Il s’ensuivit un long silence extrêmement gêné jusqu’à ce que Meg revienne dans la pièce. Elle s’assit, l’air énervée.
— Alors ? dit Trish.
Meg l’ignora et me regarda.
— Si tu as l’intention de faire des choses dingues, du style envoyer des paquets d’ustensiles de cuisine et des recueils de poèmes à des clients importants avec qui nous n’avons pas encore signé, je pense que ça pourrait être une bonne idée que nous en parlions d’abord tous ensemble.
— Désolée, dis-je.
J’aurais dû faire tatouer ce mot sur mon front pour gagner du temps.
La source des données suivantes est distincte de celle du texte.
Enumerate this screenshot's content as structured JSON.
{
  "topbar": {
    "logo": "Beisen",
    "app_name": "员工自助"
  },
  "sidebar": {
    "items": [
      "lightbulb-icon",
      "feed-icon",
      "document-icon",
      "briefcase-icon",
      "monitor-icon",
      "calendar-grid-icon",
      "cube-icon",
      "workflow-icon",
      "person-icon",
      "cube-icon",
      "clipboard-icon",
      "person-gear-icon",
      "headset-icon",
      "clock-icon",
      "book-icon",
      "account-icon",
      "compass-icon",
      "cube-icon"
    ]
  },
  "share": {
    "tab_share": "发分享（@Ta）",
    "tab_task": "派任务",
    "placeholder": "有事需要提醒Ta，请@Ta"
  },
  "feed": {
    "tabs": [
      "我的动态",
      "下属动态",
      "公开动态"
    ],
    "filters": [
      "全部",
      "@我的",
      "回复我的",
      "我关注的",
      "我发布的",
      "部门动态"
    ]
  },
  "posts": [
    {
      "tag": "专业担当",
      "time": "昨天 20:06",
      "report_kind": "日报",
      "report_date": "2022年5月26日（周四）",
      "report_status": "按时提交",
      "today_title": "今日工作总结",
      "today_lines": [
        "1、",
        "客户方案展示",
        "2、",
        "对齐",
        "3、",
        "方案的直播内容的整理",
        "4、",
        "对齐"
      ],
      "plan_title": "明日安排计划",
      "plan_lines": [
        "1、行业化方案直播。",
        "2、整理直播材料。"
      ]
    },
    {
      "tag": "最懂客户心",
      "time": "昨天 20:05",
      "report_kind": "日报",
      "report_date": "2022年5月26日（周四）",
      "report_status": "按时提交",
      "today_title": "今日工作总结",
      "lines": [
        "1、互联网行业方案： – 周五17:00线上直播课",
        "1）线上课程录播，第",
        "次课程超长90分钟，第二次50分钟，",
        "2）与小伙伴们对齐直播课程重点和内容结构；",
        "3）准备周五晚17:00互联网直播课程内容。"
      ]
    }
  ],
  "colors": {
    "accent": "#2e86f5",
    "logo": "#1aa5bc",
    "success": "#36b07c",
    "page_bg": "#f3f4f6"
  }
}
— Où avais-tu donc la tête ? me demanda Trish. Nous avions besoin de ce contrat.
— Il veut te voir demain, ajouta Meg.
— Alors, ils nous laissent une chance ?
Meg eut l’air embarrassée.
— Il veut en parler demain.
— Avec nous tous ?
— Il a dit qu’il voulait rencontrer Holly.
— Tu aurais tout de même pu nous consulter, reprit Trish. Et nous n’avons pas pris de décision.
Je vis que leur détermination avait fléchi et me levai.
— Je suis désolée que vous ayez dû vous donner tout ce mal, dis-je très poliment. Et je suis désolée que vous vous inquiétiez inutilement.
Je me tournai vers Charlie.
— Il faut que l’on parle, repris-je. Puis-je t’inviter à dîner ce soir ? J’ai beaucoup de choses à te dire. Beaucoup d’excuses à te présenter.
Il me regarda pendant un long moment.
— Très bien, Holly, acquiesça-t-il.
— C’est le seul genre de thérapie qu’il me faut.
C’était comme une pièce qu’il fallait abandonner avant le dernier acte. Je vis Meg et le docteur Difford faire des messes basses en sortant. Je m’en moquais. J’avais d’autres priorités. J’avais une vie et un mariage à sauver.